Surgical Pearl: Utilizing the Bassett trans-sheath approach, the surgeon can successfully expose approximately 60% of the posterior talar dome and 50% of the posterior tibial articular surface. Crucially, this extensive exposure is achieved while completely sparing the posterior fibers of the deltoid ligament, thereby preventing postoperative medial instability.
POSTOPERATIVE CARE AND REHABILITATION PROTOCOL
The postoperative management following a posteromedial ankle arthrotomy is dictated by the specific intra-articular pathology addressed (e.g., simple loose body removal vs. extensive microfracture for an OLT). However, the foundational principles remain consistent.
Phase 1: Immediate Postoperative Period (0-2 Weeks)
- Wound Care: A bulky, sterile soft compressive dressing is applied in the operating room to minimize hemarthrosis and dead space.
- Immobilization: A posterior splint in neutral dorsiflexion may be used for the first 48-72 hours for pain control, but prolonged immobilization is strictly discouraged.
- Range of Motion (ROM): Immediate, gentle active and active-assisted range-of-motion exercises are initiated as soon as the patient tolerates. Early ROM is critical to prevent capsular adhesions, minimize posterior tibial tendon tethering, and provide mechanical stimulation for fibrocartilage generation if marrow stimulation was performed.
- Weight-Bearing: Weight-bearing as tolerated (WBAT) in a controlled ankle motion (CAM) boot is generally permitted for simple arthrotomies. If extensive microfracture was performed, the surgeon may elect for a period of restricted weight-bearing (e.g., touch-down weight-bearing for 4-6 weeks) depending on the lesion's size and location.
Phase 2: Intermediate Rehabilitation (2-6 Weeks)
- Sutures are removed at 14 days postoperatively.
- Transition to full weight-bearing in standard footwear as tolerated.
- Physical therapy focuses on restoring full symmetric dorsiflexion and plantar flexion.
- Inversion and eversion strengthening is initiated, with particular attention to posterior tibial tendon rehabilitation, given its mobilization during the surgical approach.
Phase 3: Advanced Function (6+ Weeks)
- Proprioceptive training (e.g., BAPS board, single-leg stance).
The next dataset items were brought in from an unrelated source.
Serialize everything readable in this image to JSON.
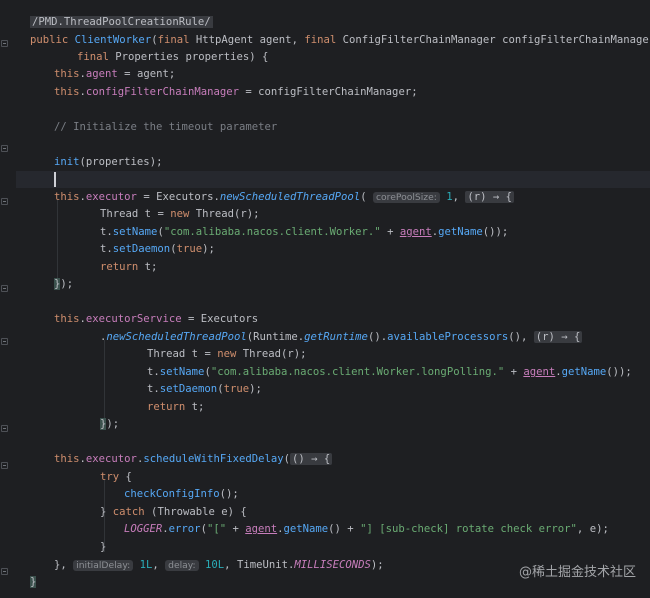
{
  "editor": {
    "annotation": "/PMD.ThreadPoolCreationRule/",
    "ctor_name": "ClientWorker",
    "p1_type": "HttpAgent",
    "p1_name": "agent",
    "p2_type": "ConfigFilterChainManager",
    "p2_name": "configFilterChainManager",
    "p3_type": "Properties",
    "p3_name": "properties",
    "f_agent": "agent",
    "f_cfcm": "configFilterChainManager",
    "comment": "// Initialize the timeout parameter",
    "init_fn": "init",
    "f_executor": "executor",
    "executors": "Executors",
    "new_sched": "newScheduledThreadPool",
    "hint_core": "corePoolSize:",
    "num_one": "1",
    "lambda_r": "(r) → {",
    "thread_type": "Thread",
    "var_t": "t",
    "set_name": "setName",
    "str_worker": "\"com.alibaba.nacos.client.Worker.\"",
    "get_name": "getName",
    "set_daemon": "setDaemon",
    "kw_true": "true",
    "f_executor_service": "executorService",
    "runtime": "Runtime",
    "get_runtime": "getRuntime",
    "avail_proc": "availableProcessors",
    "str_long_polling": "\"com.alibaba.nacos.client.Worker.longPolling.\"",
    "schedule": "scheduleWithFixedDelay",
    "lambda_empty": "() → {",
    "check_config": "checkConfigInfo",
    "throwable": "Throwable",
    "var_e": "e",
    "logger": "LOGGER",
    "error_fn": "error",
    "str_bracket": "\"[\"",
    "str_subcheck": "\"] [sub-check] rotate check error\"",
    "hint_initial": "initialDelay:",
    "num_1l": "1L",
    "hint_delay": "delay:",
    "num_10l": "10L",
    "time_unit": "TimeUnit",
    "millis": "MILLISECONDS"
  },
  "watermark": "@稀土掘金技术社区"
}
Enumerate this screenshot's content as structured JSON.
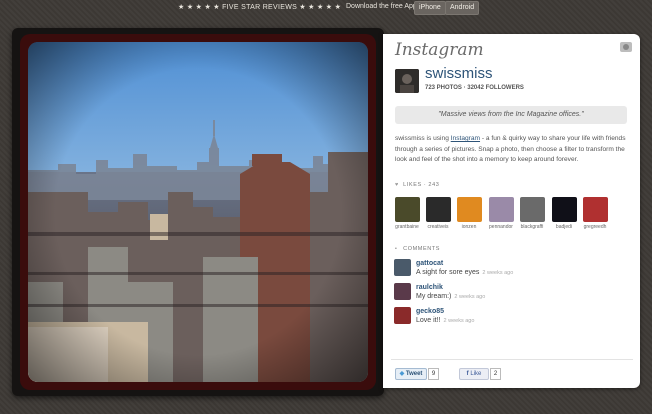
{
  "topbar": {
    "reviews_text": "★ ★ ★ ★ ★   FIVE STAR REVIEWS   ★ ★ ★ ★ ★",
    "download_text": "Download the free App",
    "iphone_label": "iPhone",
    "android_label": "Android"
  },
  "panel": {
    "logo_text": "Instagram",
    "username": "swissmiss",
    "stats": "723 PHOTOS · 32042 FOLLOWERS",
    "caption": "\"Massive views from the Inc Magazine offices.\"",
    "description_prefix": "swissmiss is using ",
    "description_link": "Instagram",
    "description_suffix": " - a fun & quirky way to share your life with friends through a series of pictures. Snap a photo, then choose a filter to transform the look and feel of the shot into a memory to keep around forever.",
    "likes_header": "LIKES · 243",
    "likes": [
      {
        "name": "grantbaine",
        "color": "#4a4a2a"
      },
      {
        "name": "creativeis",
        "color": "#2a2a2a"
      },
      {
        "name": "ionzen",
        "color": "#e08a20"
      },
      {
        "name": "pennandor",
        "color": "#9a8aa8"
      },
      {
        "name": "blackgraffi",
        "color": "#6a6a6a"
      },
      {
        "name": "badjedi",
        "color": "#101018"
      },
      {
        "name": "gregreedh",
        "color": "#b03030"
      }
    ],
    "comments_header": "COMMENTS",
    "comments": [
      {
        "user": "gattocat",
        "text": "A sight for sore eyes",
        "time": "2 weeks ago",
        "color": "#4a5a6a"
      },
      {
        "user": "raulchik",
        "text": "My dream:)",
        "time": "2 weeks ago",
        "color": "#5a3a4a"
      },
      {
        "user": "gecko85",
        "text": "Love it!!",
        "time": "2 weeks ago",
        "color": "#8a2a2a"
      }
    ],
    "tweet_label": "Tweet",
    "tweet_count": "9",
    "like_label": "Like",
    "like_count": "2"
  },
  "colors": {
    "background": "#3e3a36",
    "link": "#2e5478",
    "frame_inner": "#3a0c0c"
  }
}
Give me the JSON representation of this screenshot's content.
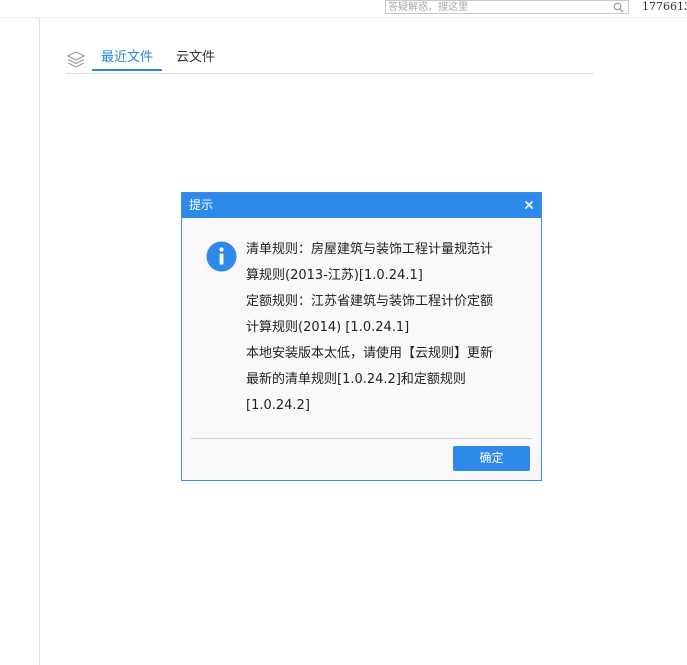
{
  "topbar": {
    "search": {
      "placeholder": "答疑解惑，搜这里"
    },
    "user_id": "1776613"
  },
  "tabs": [
    {
      "label": "最近文件",
      "active": true
    },
    {
      "label": "云文件",
      "active": false
    }
  ],
  "dialog": {
    "title": "提示",
    "close_glyph": "×",
    "message_lines": [
      "清单规则：房屋建筑与装饰工程计量规范计",
      "算规则(2013-江苏)[1.0.24.1]",
      "定额规则：江苏省建筑与装饰工程计价定额",
      "计算规则(2014) [1.0.24.1]",
      "本地安装版本太低，请使用【云规则】更新",
      "最新的清单规则[1.0.24.2]和定额规则",
      "[1.0.24.2]"
    ],
    "ok_label": "确定"
  },
  "colors": {
    "accent": "#2d8ae8",
    "tab_active": "#2a86e0",
    "dialog_bg": "#faf8fa"
  },
  "icons": {
    "search": "search-icon",
    "layers": "layers-icon",
    "close": "close-icon",
    "info": "info-icon"
  }
}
- Progressive resistance exercises.
- Return to high-impact activities and sports is typically permitted between 3 to 6 months, contingent upon the resolution of symptoms and radiographic evidence of healing (if applicable).
COMPLICATIONS AND PITFALLS
While highly effective, posteromedial arthrotomies carry specific risks that the orthopedic surgeon must actively mitigate:
- Tarsal Tunnel Syndrome / Tibial Neuralgia: The most devastating complication. It is entirely preventable by avoiding aggressive dissection of the neurovascular bundle. Always use blunt retractors and rely on the posterior tibial tendon as a protective barrier (Bassett approach).
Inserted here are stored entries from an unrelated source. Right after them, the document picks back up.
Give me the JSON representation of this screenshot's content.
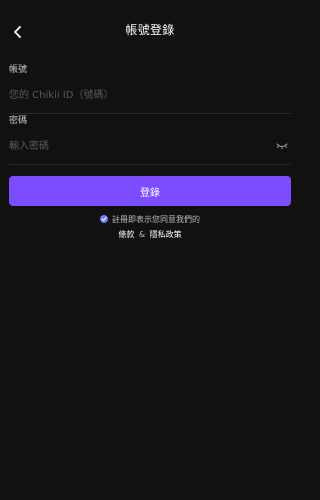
{
  "header": {
    "title": "帳號登錄",
    "back_icon": "chevron-left-icon"
  },
  "account": {
    "label": "帳號",
    "placeholder": "您的 Chikii ID（號碼）",
    "value": ""
  },
  "password": {
    "label": "密碼",
    "placeholder": "輸入密碼",
    "value": "",
    "toggle_icon": "eye-closed-icon"
  },
  "login_button": {
    "label": "登錄"
  },
  "agreement": {
    "checked": true,
    "text": "註冊即表示您同意我們的",
    "terms_label": "條款",
    "separator": "&",
    "privacy_label": "隱私政策"
  },
  "colors": {
    "background": "#111111",
    "accent": "#7c4dff",
    "check": "#6b7cff",
    "placeholder": "#595959",
    "divider": "#2a2a2a"
  }
}
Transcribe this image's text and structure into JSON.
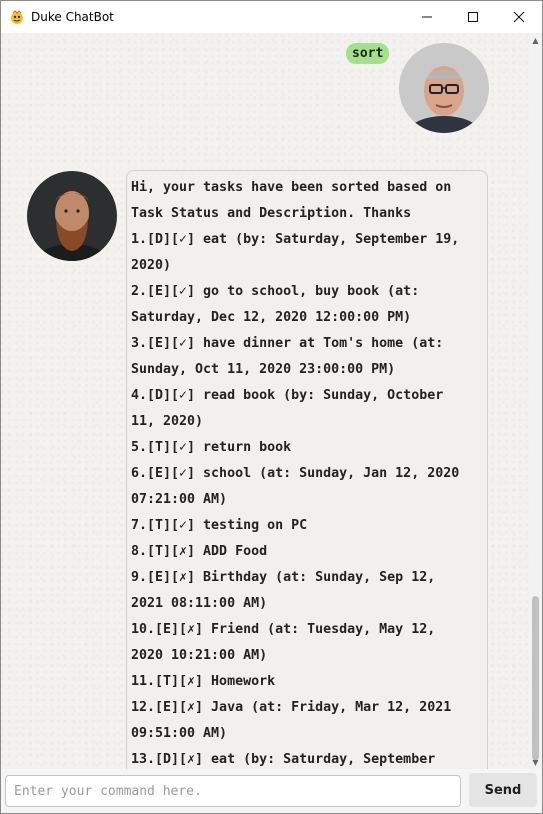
{
  "window": {
    "title": "Duke ChatBot",
    "controls": {
      "minimize": "─",
      "maximize": "☐",
      "close": "✕"
    }
  },
  "chat": {
    "user_message": "sort",
    "bot_lines": [
      "Hi, your tasks have been sorted based on",
      "Task Status and Description. Thanks",
      "1.[D][✓] eat (by: Saturday, September 19,",
      "2020)",
      "2.[E][✓] go to school, buy book (at:",
      "Saturday, Dec 12, 2020 12:00:00 PM)",
      "3.[E][✓] have dinner at Tom's home (at:",
      "Sunday, Oct 11, 2020 23:00:00 PM)",
      "4.[D][✓] read book (by: Sunday, October",
      "11, 2020)",
      "5.[T][✓] return book",
      "6.[E][✓] school (at: Sunday, Jan 12, 2020",
      "07:21:00 AM)",
      "7.[T][✓] testing on PC",
      "8.[T][✗] ADD Food",
      "9.[E][✗] Birthday (at: Sunday, Sep 12,",
      "2021 08:11:00 AM)",
      "10.[E][✗] Friend (at: Tuesday, May 12,",
      "2020 10:21:00 AM)",
      "11.[T][✗] Homework",
      "12.[E][✗] Java (at: Friday, Mar 12, 2021",
      "09:51:00 AM)",
      "13.[D][✗] eat (by: Saturday, September"
    ]
  },
  "input": {
    "placeholder": "Enter your command here.",
    "value": ""
  },
  "send_button": {
    "label": "Send"
  },
  "colors": {
    "user_bubble": "#a5e18a",
    "bot_bubble": "#f1f0ec",
    "background": "#f4f2ee"
  }
}
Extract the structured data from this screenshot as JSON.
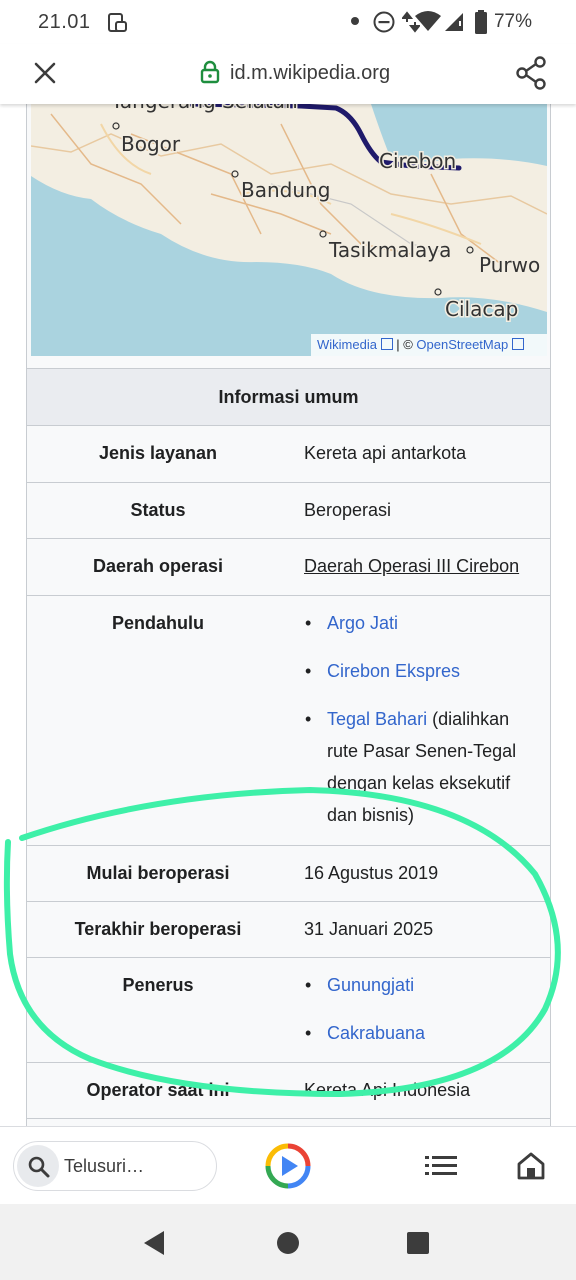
{
  "status_bar": {
    "time": "21.01",
    "battery": "77%"
  },
  "url_bar": {
    "url": "id.m.wikipedia.org"
  },
  "map": {
    "places": [
      "Tangerang Selatan",
      "Bogor",
      "Bandung",
      "Cirebon",
      "Tasikmalaya",
      "Purwo",
      "Cilacap"
    ],
    "attribution_wikimedia": "Wikimedia",
    "attribution_sep": "| ©",
    "attribution_osm": "OpenStreetMap"
  },
  "infobox": {
    "header": "Informasi umum",
    "rows": {
      "jenis": {
        "label": "Jenis layanan",
        "value": "Kereta api antarkota"
      },
      "status": {
        "label": "Status",
        "value": "Beroperasi"
      },
      "daerah": {
        "label": "Daerah operasi",
        "value": "Daerah Operasi III Cirebon"
      },
      "pendahulu": {
        "label": "Pendahulu",
        "items": [
          {
            "link": "Argo Jati"
          },
          {
            "link": "Cirebon Ekspres"
          },
          {
            "link": "Tegal Bahari",
            "rest_line1": " (dialihkan",
            "rest_lines": [
              "rute Pasar Senen-Tegal",
              "dengan kelas eksekutif",
              "dan bisnis)"
            ]
          }
        ]
      },
      "mulai": {
        "label": "Mulai beroperasi",
        "value": "16 Agustus 2019"
      },
      "terakhir": {
        "label": "Terakhir beroperasi",
        "value": "31 Januari 2025"
      },
      "penerus": {
        "label": "Penerus",
        "items": [
          "Gunungjati",
          "Cakrabuana"
        ]
      },
      "operator": {
        "label": "Operator saat ini",
        "value": "Kereta Api Indonesia"
      }
    }
  },
  "toolbar": {
    "search_placeholder": "Telusuri…"
  },
  "colors": {
    "highlight_stroke": "#3ef0a8",
    "link": "#3366cc",
    "route": "#1f1a6b"
  }
}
- Saphenous Nerve Injury: The long saphenous vein and nerve cross the superior aspect of the surgical field. Failure to identify and retract these structures anteriorly can lead to painful neuromas or medial midfoot numbness.
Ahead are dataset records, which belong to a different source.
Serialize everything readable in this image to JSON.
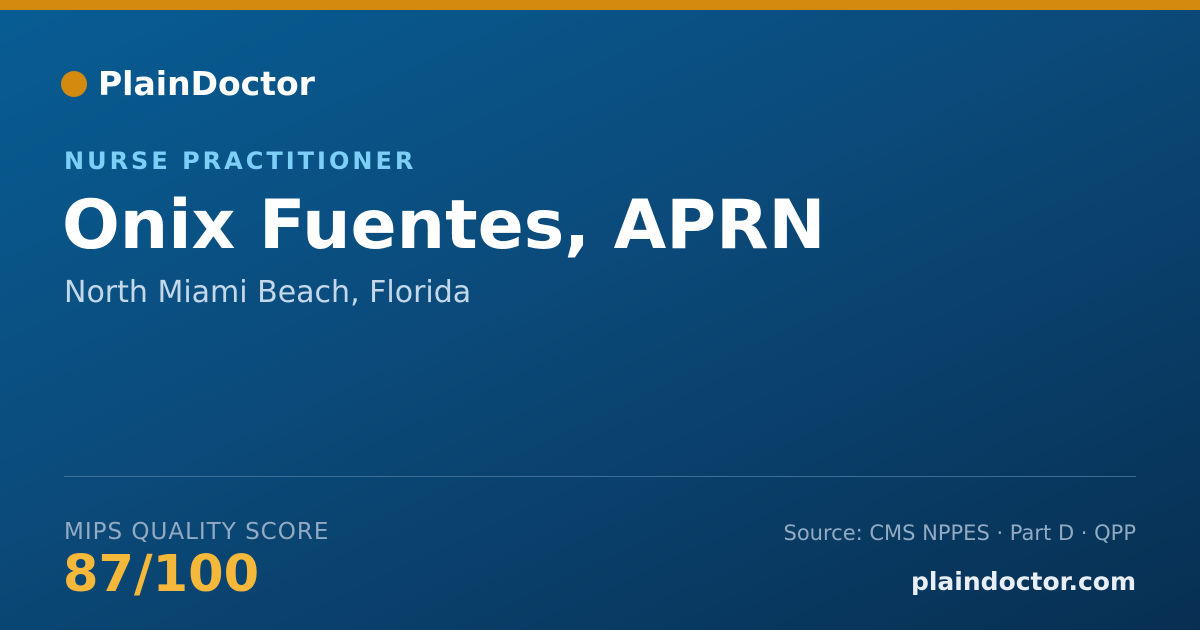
{
  "brand": {
    "name": "PlainDoctor",
    "dot_color": "#d4890f"
  },
  "accent_bar_color": "#d4890f",
  "provider": {
    "specialty": "NURSE PRACTITIONER",
    "name": "Onix Fuentes, APRN",
    "location": "North Miami Beach, Florida"
  },
  "score": {
    "label": "MIPS QUALITY SCORE",
    "value": "87/100",
    "color": "#f5b83a"
  },
  "footer": {
    "source": "Source: CMS NPPES · Part D · QPP",
    "domain": "plaindoctor.com"
  }
}
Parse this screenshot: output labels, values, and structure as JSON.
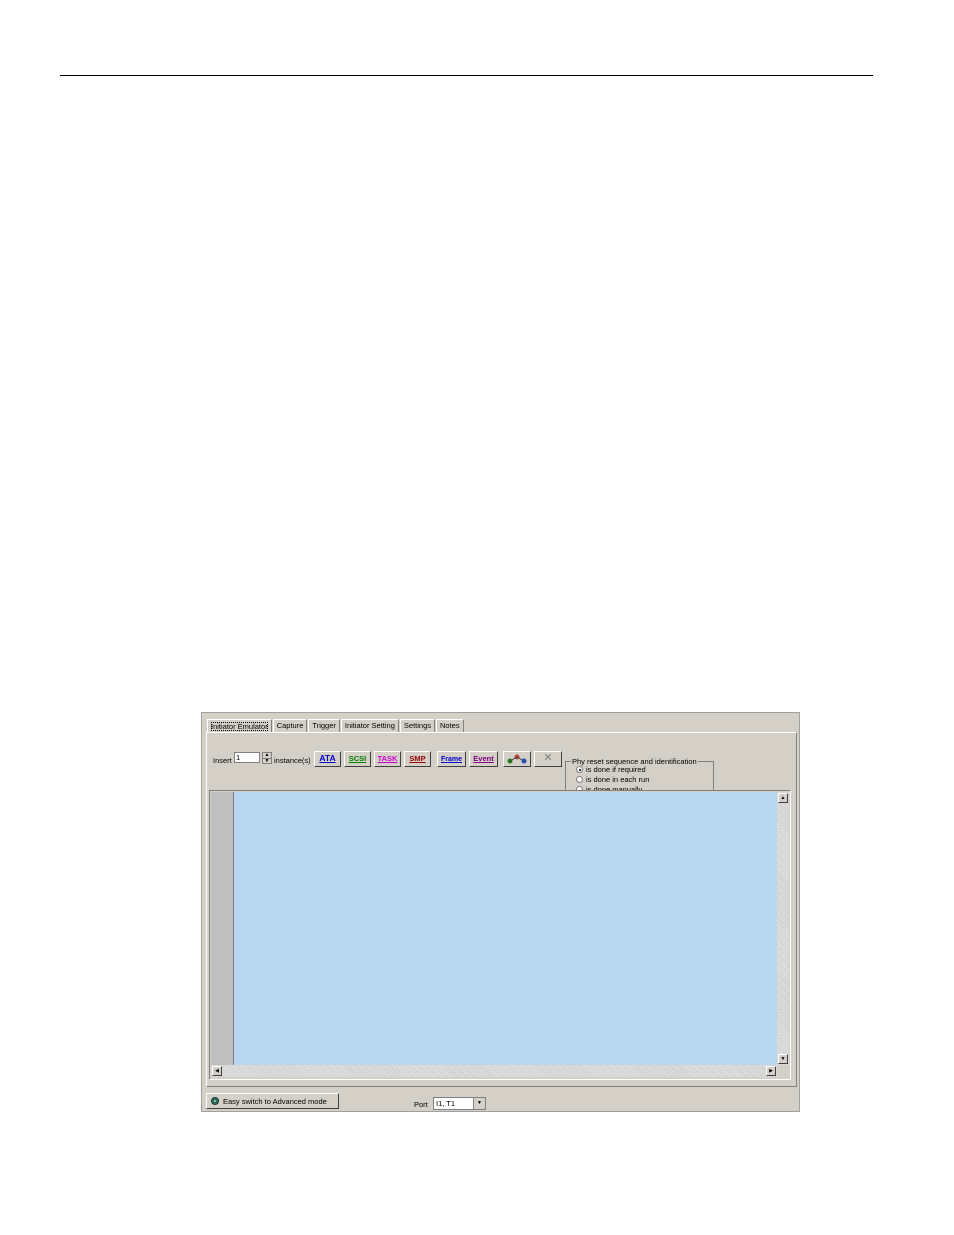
{
  "tabs": [
    "Initiator Emulator",
    "Capture",
    "Trigger",
    "Initiator Setting",
    "Settings",
    "Notes"
  ],
  "active_tab": "Initiator Emulator",
  "toolbar": {
    "insert_label": "Insert",
    "insert_value": "1",
    "instances_label": "instance(s)",
    "buttons": [
      {
        "label": "ATA",
        "color": "#0000cc"
      },
      {
        "label": "SCSI",
        "color": "#008000"
      },
      {
        "label": "TASK",
        "color": "#cc00cc"
      },
      {
        "label": "SMP",
        "color": "#990000"
      },
      {
        "label": "Frame",
        "color": "#0000cc"
      },
      {
        "label": "Event",
        "color": "#800080"
      }
    ]
  },
  "phy_group": {
    "title": "Phy reset sequence and identification",
    "options": [
      "is done if required",
      "is done in each run",
      "is done manually"
    ],
    "selected": "is done if required"
  },
  "footer": {
    "mode_button_label": "Easy switch to Advanced mode",
    "port_label": "Port",
    "port_value": "I1, T1"
  },
  "colors": {
    "list_background": "#b8d6f0",
    "window_background": "#d4d0c8"
  }
}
- Posterior Tibial Tendon Adhesions: Because the tendon sheath is incised (and in the Bassett approach, both superficial and deep layers are violated), postoperative adhesions can occur. This manifests as medial ankle pain during active inversion. Immediate postoperative ROM is the primary defense against this complication.
- Inadequate Exposure: Attempting to access a lesion that is too far anterior via a posterior approach (or vice versa) will lead to frustration and potential iatrogenic cartilage damage from forced instrumentation. Precise preoperative MRI templating is mandatory to select the correct surgical window.
By adhering strictly to these anatomical principles and step-by-step techniques, the orthopedic surgeon can safely navigate the posteromedial ankle, providing definitive treatment for complex intra-articular pathology while minimizing patient morbidity.